Research into decoding brain signals is ongoing, and it seems only a matter of time until wearing an EEG (electroencephalography) helmet could let someone see what you are thinking. Predicting what someone is thinking would be no mean feat, but what about predicting something that has not happened yet, like how they will do on a test? According to recent results from Sandia National Laboratories (SNL), that may not be as far fetched as it seems.

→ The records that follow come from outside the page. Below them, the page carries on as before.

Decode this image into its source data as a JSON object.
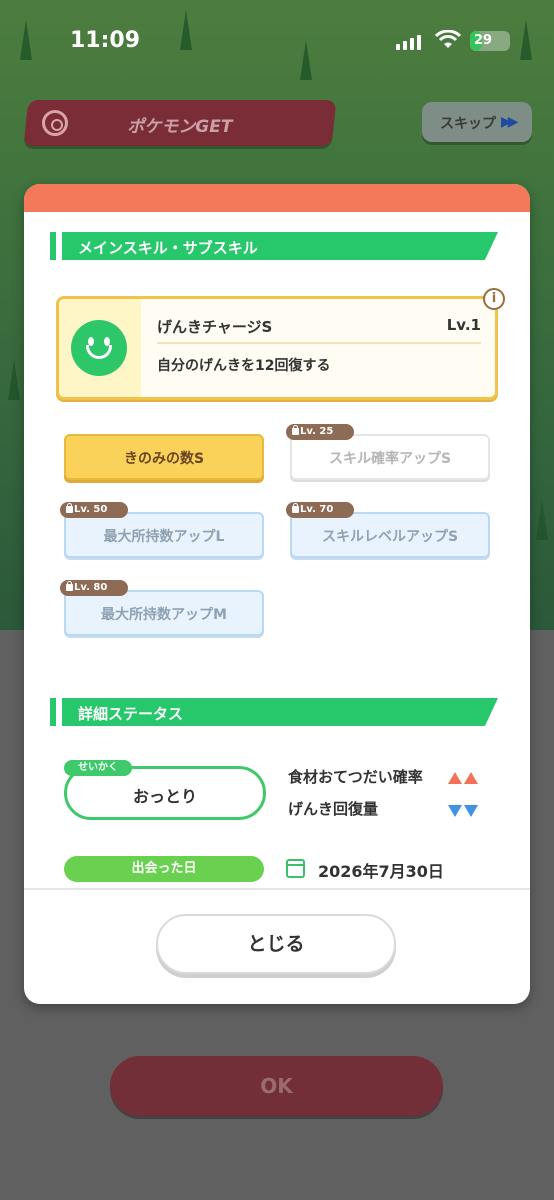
{
  "status_bar": {
    "time": "11:09",
    "battery": "29",
    "battery_level": 0.29
  },
  "header": {
    "title": "ポケモンGET",
    "skip_label": "スキップ"
  },
  "modal": {
    "main_section_title": "メインスキル・サブスキル",
    "main_skill": {
      "name": "げんきチャージS",
      "level": "Lv.1",
      "description": "自分のげんきを12回復する",
      "icon": "smile-face-icon"
    },
    "sub_skills": [
      {
        "label": "きのみの数S",
        "lock": "",
        "state": "unlocked"
      },
      {
        "label": "スキル確率アップS",
        "lock": "Lv. 25",
        "state": "locked"
      },
      {
        "label": "最大所持数アップL",
        "lock": "Lv. 50",
        "state": "locked"
      },
      {
        "label": "スキルレベルアップS",
        "lock": "Lv. 70",
        "state": "locked"
      },
      {
        "label": "最大所持数アップM",
        "lock": "Lv. 80",
        "state": "locked"
      }
    ],
    "detail_section_title": "詳細ステータス",
    "nature": {
      "tag": "せいかく",
      "value": "おっとり",
      "up_effect": "食材おてつだい確率",
      "down_effect": "げんき回復量"
    },
    "met": {
      "label": "出会った日",
      "date": "2026年7月30日"
    },
    "close_label": "とじる"
  },
  "ok_label": "OK",
  "colors": {
    "accent_green": "#27c76b",
    "modal_top": "#f4795b",
    "dark_red": "#722f38",
    "up": "#f2715a",
    "down": "#3f93e6"
  }
}
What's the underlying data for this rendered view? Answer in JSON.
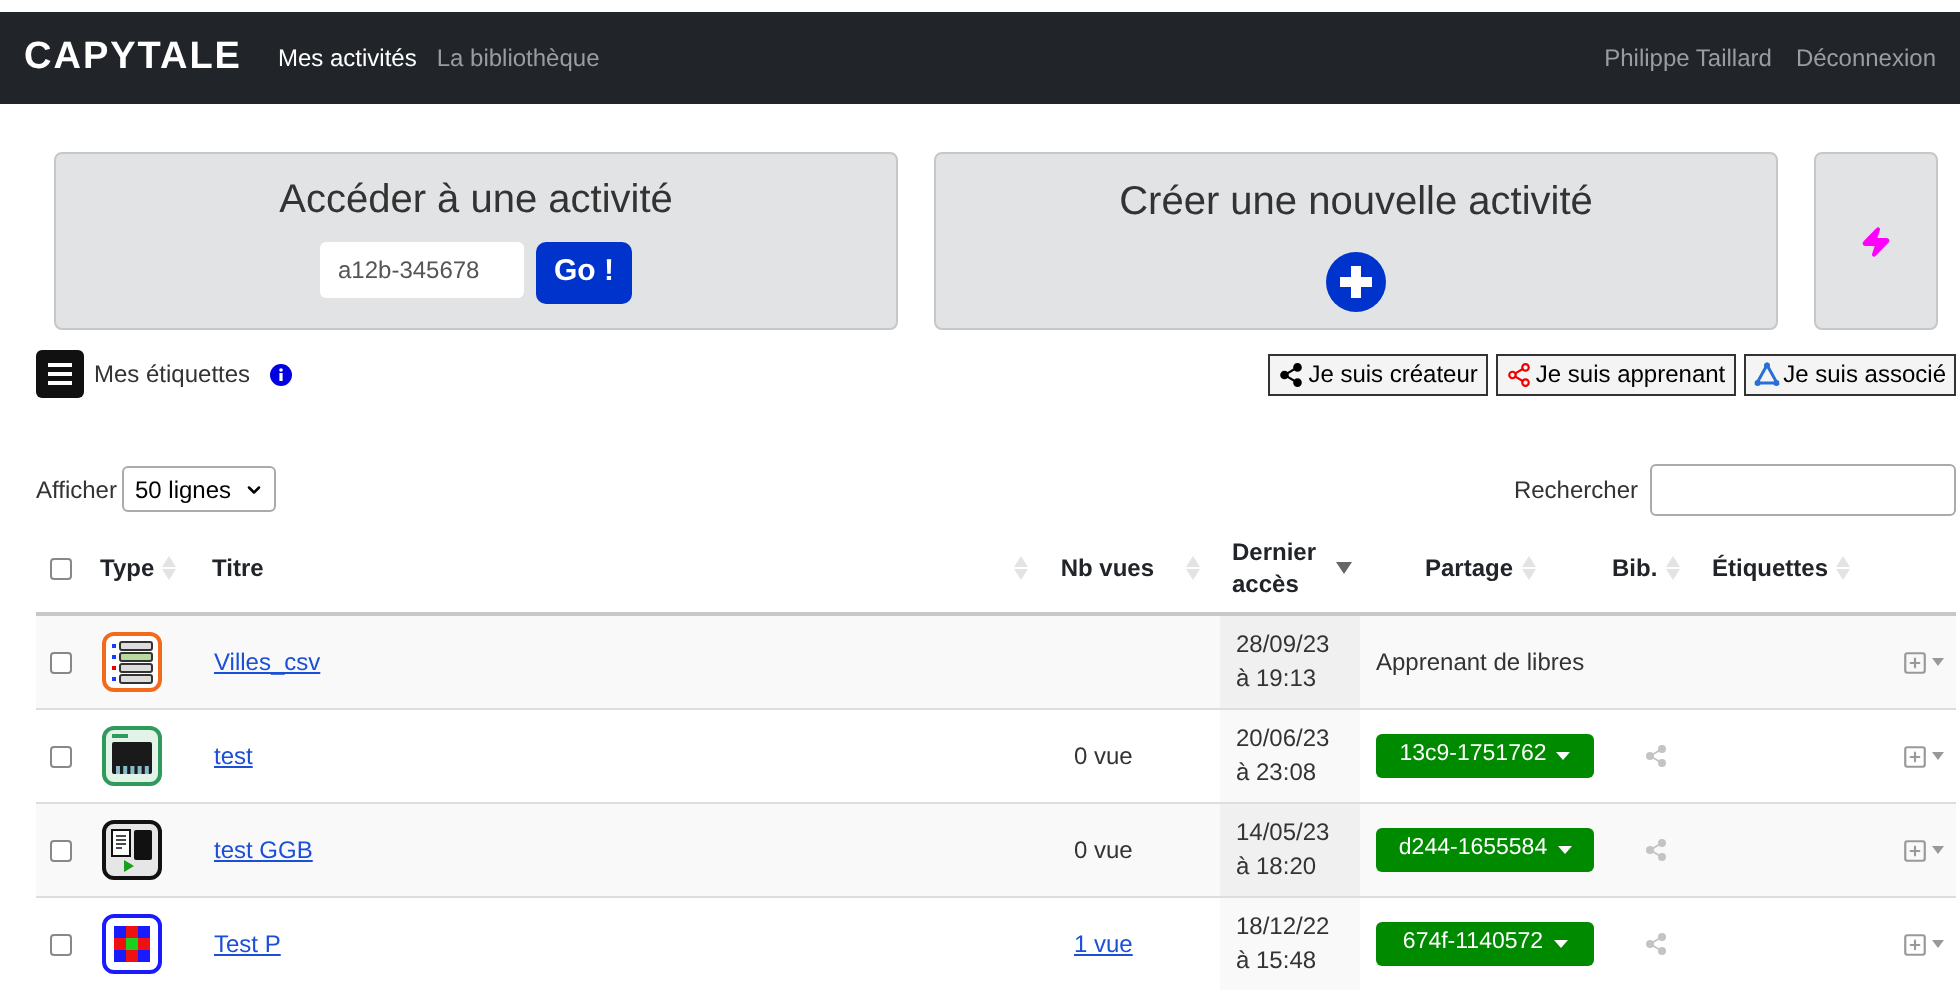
{
  "navbar": {
    "brand": "CAPYTALE",
    "links": [
      {
        "label": "Mes activités",
        "selected": true
      },
      {
        "label": "La bibliothèque",
        "selected": false
      }
    ],
    "user": "Philippe Taillard",
    "logout": "Déconnexion"
  },
  "access_card": {
    "title": "Accéder à une activité",
    "code_field": {
      "placeholder": "a12b-345678"
    },
    "go_button": "Go !"
  },
  "create_card": {
    "title": "Créer une nouvelle activité"
  },
  "tags": {
    "label": "Mes étiquettes"
  },
  "role_filters": [
    {
      "label": "Je suis créateur",
      "kind": "creator"
    },
    {
      "label": "Je suis apprenant",
      "kind": "learner"
    },
    {
      "label": "Je suis associé",
      "kind": "associate"
    }
  ],
  "page_size": {
    "label": "Afficher",
    "value": "50 lignes"
  },
  "search": {
    "label": "Rechercher"
  },
  "table": {
    "header_checked": false,
    "columns": [
      {
        "label": "Type",
        "sorted": false
      },
      {
        "label": "Titre",
        "sorted": false
      },
      {
        "label": "Nb vues",
        "sorted": false
      },
      {
        "label": "Dernier accès",
        "sorted": true
      },
      {
        "label": "Partage",
        "sorted": false
      },
      {
        "label": "Bib.",
        "sorted": false
      },
      {
        "label": "Étiquettes",
        "sorted": false
      }
    ],
    "rows": [
      {
        "checked": false,
        "kind": "csv",
        "title": "Villes_csv",
        "date": "28/09/23",
        "time": "à 19:13",
        "share": {
          "kind": "text",
          "label": "Apprenant de libres"
        },
        "bib_icon": false
      },
      {
        "checked": false,
        "kind": "microbit",
        "title": "test",
        "views": "0 vue",
        "views_link": false,
        "date": "20/06/23",
        "time": "à 23:08",
        "share": {
          "kind": "code",
          "label": "13c9-1751762"
        },
        "bib_icon": true
      },
      {
        "checked": false,
        "kind": "geogebra",
        "title": "test GGB",
        "views": "0 vue",
        "views_link": false,
        "date": "14/05/23",
        "time": "à 18:20",
        "share": {
          "kind": "code",
          "label": "d244-1655584"
        },
        "bib_icon": true
      },
      {
        "checked": false,
        "kind": "pixel",
        "title": "Test P",
        "views": "1 vue",
        "views_link": true,
        "date": "18/12/22",
        "time": "à 15:48",
        "share": {
          "kind": "code",
          "label": "674f-1140572"
        },
        "bib_icon": true
      }
    ]
  }
}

A press release from Sandia explains how the feat was accomplished:
“The team monitored test subjects’ brain activity while they studied word lists, then used the EEG to predict who would remember the most information. Because researchers knew the average percentage of correct answers under various conditions, they had a baseline of what brain activity looked like for good and poor memory performance. The computer model predicted five of 23 people tested would perform best. The model was correct: They remembered 72 percent of the words on average, compared to 45 percent for everyone else.”
The study is part of a larger effort to decode how the brain stores and transports information, but even simply the result reported here could have wide reaching implications. Potential beneficiaries of such technology range from students studying for tests to surgeons preparing for a long complicated operation.
Researcher Laura Matzen led Sandia’s cognitive systems group in further exploring the topic of memory, trying to discover learning techniques that best aid memory with the aid of the same EEG/computer system setup as the previously described test. Analysis of the data from that experiment is ongoing, but she says results are promising.
Matzen would like to continue and expand further research “to use more real-world memory working tasks, such as what military personnel would have to learn as new recruits, and see if the same patterns apply to more complex types of learning,” in the future.